Key takeaways from Tesla’s earnings report as shares gain
Tesla (NASDAQ:TSLA) rallied in after-hours trading on Wednesday after breaking a streak of missing EPS estimates with its last four quarterly reports and reiterating that it plans to make EVs affordable.
The electric vehicle giant reported revenue was up 7.8% year-over-year in Q3 to $25.18 billion. EPS came in at $0.72 vs. $0.60 consensus and $0.66 a year ago. The EPS tally was up notably from the $0.52 mark in Q2. GAAP net income for the quarter was $2.2 billion and non-GAAP net income was $2.5 billion.
Margins march higher
Operating margin was reported at 10.8% of sales to improve from last quarter’s mark of 6.3%, and top last year’s mark of 7.6%. Total GAAP gross margin was 19.8% vs. 17.9% a year ago and 18.0% in the prior quarter. Adjusted EBITDA was $4.67 billion vs. $3.76 billion a year ago. For the quarter, the EV juggernaut’s adjusted EBITDA margin rose to 18.5% of sales from 16.1% a year ago.
Deliveries
Tesla (TSLA) had already disclosed 462,890 deliveries for Q3. The electric vehicle maker said it produced 469,796 vehicles during the quarter. Tesla (TSLA) noted that 3% of the deliveries were subject to operating lease accounting. For reference, Tesla (TSLA) delivered 443,956 vehicles in Q2 of this year and 435,059 vehicles in Q3 of last year. Tesla’s (TSLA) all-time deliveries record was 484,507 vehicles in Q4 of 2023. Looking ahead, Tesla (TSLA) reiterated that plans for new vehicles, including more affordable models, remain on track for start of production in the first half of 2025.
More than just EVs
Tesla (TSLA) said energy storage deployments decreased sequentially in Q3 to a record 6.9 GWh, but were up 75% Y/Y. Overall, Tesla (TSLA) said energy services and other businesses are becoming increasingly profitable parts of the company. “As energy storage products continue to ramp, and our vehicle fleet continues to grow, we are expecting continued profit growth from these businesses over time,” noted TSLA. The company also said that it deployed and is training ahead of schedule on a 29k H100 cluster at Gigafactory Texas, where it expects to have 50k H100 capacity by the end of October.
Balance sheet
Tesla (TSLA) ended the quarter with a cash position of $33.6 billion. The sequential increase of $2.9 billion was a result of positive free cash flow of $2.7 billion. Operating cash flow was $6.3 billion during the quarter.
Tale of the tape
Shares of Tesla (TSLA) jumped 6.69% in after-hours trading to $213.57 after showing some weakness in the week ahead of the earnings report. The TSLA conference call is scheduled for 5:30 p.m. ET and could feature details on the highly anticipated mass-market electric vehicle. Sector peers to watch in after-hours trading include Lucid Motors (LCID), Rivian Automotive (RIVN), NIO (NIO), Li Auto (LI), XPeng (XPEV), ZEEKR Intelligent (ZK), Faraday Future (FFIE), General Motors (GM), and Ford (F).
Analyst reactions
Victor Dergunov, Investing Group Leader for The Financial Prophet: “Tesla delivered a split report, beating the bottom-line estimate by 12 cents (20%), demonstrating robust outperformance. On the downside, Tesla missed its consensus sales estimate by $490 million (1.8%). However, revenue still increased by around 8% YoY. The most significant takeaway is that Tesla’s profitability improved more than anticipated, which was a primary concern going into the report. Moreover, the substantial EPS outperformance implies that Tesla could continue improving profitability more than expected as we advance. The share price is reacting well in after hours, and Tesla remains a strong buy here while it is still cheap.”
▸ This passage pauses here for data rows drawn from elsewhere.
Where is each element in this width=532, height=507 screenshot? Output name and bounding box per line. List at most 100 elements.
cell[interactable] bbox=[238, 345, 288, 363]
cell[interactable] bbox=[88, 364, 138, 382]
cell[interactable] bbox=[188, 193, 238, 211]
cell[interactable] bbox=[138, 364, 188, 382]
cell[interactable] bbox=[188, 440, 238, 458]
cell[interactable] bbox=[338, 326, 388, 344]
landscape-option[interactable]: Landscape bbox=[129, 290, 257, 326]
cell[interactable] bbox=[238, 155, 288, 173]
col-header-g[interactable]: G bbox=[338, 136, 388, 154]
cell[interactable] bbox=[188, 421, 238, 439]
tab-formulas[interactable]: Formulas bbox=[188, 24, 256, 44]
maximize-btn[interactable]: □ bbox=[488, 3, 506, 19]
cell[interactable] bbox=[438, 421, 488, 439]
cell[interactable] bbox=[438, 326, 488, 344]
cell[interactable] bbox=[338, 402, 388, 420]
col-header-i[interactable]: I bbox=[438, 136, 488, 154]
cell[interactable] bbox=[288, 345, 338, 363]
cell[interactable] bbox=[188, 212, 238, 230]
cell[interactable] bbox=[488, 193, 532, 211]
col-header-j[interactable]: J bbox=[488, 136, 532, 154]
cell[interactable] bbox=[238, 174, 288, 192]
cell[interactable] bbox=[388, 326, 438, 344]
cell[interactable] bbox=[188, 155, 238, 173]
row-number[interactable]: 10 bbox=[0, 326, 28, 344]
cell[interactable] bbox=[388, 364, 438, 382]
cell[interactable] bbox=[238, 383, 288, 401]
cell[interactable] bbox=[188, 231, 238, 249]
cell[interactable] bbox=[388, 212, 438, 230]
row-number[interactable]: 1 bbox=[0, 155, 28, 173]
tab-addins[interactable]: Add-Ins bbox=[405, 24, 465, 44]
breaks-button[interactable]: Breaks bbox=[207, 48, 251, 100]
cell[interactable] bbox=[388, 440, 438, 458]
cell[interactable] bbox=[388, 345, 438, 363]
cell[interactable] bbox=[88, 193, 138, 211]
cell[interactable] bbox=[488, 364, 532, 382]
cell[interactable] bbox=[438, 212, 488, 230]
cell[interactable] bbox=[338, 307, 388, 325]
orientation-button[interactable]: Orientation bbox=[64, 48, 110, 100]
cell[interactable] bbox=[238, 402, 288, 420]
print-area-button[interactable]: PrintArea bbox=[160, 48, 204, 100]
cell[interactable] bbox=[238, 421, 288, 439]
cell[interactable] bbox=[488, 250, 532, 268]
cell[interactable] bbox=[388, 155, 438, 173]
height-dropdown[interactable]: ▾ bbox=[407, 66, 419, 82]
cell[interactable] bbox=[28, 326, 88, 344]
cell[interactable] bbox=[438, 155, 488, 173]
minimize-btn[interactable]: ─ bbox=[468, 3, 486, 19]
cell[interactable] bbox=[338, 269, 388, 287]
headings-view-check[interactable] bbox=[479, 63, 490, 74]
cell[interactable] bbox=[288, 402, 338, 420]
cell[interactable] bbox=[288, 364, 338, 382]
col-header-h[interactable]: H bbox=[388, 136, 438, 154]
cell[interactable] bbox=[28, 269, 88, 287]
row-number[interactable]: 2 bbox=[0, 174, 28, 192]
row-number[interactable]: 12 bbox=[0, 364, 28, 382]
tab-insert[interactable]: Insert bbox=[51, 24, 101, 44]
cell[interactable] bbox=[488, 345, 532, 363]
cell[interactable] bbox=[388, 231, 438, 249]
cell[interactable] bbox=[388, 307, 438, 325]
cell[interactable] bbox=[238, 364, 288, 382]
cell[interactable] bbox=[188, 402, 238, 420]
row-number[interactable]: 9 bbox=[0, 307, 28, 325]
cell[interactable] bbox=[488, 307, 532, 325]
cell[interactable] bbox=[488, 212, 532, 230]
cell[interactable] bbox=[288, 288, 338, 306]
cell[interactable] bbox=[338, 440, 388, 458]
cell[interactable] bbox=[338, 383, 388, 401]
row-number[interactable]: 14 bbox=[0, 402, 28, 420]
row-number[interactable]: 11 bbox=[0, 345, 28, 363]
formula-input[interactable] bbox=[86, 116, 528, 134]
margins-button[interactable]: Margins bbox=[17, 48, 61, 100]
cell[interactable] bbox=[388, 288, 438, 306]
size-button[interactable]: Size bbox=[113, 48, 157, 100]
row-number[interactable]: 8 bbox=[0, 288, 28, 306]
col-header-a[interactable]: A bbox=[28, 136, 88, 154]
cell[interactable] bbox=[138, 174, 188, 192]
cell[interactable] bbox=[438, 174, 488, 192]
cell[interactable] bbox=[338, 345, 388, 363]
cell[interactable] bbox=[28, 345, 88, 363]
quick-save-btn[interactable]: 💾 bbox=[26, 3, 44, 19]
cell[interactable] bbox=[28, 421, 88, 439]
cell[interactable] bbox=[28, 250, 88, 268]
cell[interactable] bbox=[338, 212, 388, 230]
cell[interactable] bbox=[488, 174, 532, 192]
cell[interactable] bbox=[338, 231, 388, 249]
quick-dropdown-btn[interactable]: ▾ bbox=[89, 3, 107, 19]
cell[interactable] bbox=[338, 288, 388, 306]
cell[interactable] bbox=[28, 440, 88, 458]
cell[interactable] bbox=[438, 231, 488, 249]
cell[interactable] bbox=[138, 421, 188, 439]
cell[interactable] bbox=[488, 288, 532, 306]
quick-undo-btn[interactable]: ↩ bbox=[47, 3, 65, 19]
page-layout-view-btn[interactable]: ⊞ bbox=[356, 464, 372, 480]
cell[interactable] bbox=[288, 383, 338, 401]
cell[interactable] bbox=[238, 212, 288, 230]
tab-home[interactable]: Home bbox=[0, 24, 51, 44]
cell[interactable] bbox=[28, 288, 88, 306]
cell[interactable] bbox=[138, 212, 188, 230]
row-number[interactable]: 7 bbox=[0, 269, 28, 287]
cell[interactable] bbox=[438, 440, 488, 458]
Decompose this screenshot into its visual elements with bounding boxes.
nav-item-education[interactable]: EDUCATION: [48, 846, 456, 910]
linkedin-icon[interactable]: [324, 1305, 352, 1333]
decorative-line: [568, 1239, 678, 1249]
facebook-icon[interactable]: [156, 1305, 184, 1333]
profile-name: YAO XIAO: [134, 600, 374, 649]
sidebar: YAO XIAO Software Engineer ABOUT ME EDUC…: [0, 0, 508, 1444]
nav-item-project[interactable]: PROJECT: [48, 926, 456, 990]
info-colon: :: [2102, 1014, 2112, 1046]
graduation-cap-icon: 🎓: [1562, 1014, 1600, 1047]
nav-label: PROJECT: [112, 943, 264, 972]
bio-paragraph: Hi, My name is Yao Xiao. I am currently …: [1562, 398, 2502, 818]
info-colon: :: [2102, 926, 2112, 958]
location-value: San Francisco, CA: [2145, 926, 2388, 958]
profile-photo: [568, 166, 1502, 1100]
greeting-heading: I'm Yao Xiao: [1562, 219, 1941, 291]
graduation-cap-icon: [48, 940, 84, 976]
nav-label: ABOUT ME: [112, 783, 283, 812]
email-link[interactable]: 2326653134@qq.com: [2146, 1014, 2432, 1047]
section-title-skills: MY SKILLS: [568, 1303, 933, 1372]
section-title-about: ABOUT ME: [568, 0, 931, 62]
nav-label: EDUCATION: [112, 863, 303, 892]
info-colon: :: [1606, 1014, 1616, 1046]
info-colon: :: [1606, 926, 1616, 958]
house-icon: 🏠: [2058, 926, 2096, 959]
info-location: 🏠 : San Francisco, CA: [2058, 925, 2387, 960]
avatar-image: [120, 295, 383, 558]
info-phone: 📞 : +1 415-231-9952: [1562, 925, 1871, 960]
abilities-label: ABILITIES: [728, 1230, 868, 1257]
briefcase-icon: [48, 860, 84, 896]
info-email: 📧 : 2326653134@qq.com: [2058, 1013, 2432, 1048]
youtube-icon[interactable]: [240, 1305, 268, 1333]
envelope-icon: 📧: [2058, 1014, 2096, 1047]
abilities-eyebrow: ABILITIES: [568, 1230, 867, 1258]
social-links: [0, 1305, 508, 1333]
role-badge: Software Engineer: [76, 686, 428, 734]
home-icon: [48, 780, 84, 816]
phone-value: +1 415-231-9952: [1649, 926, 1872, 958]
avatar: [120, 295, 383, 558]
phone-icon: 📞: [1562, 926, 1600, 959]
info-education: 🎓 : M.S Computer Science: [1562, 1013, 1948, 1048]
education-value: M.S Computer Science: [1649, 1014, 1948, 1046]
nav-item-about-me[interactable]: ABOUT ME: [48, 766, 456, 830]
Ahan Vashi, Investing Group Leader for The Quantamental Investor: “Bolstered by record Energy Generation & Storage margins and stronger-than-expected Regulatory Credits revenue, Tesla handily beat earnings expectations for Q3 2024 – EPS 72 cents vs. consensus of 58 cents. With TSLA stock jumping +7.5% after-hours, the earnings beat is clearly overshadowing Tesla’s revenue miss. While Tesla’s We, Robo” event was a disappointment due to the lack of real timelines on the cybercab, robovan, and optimus, Tesla’s Q3 2024 report looks solid – with top-line and operating margins in expansion mode once again. I continue to like the idea of buying Tesla in the $180-210 range.”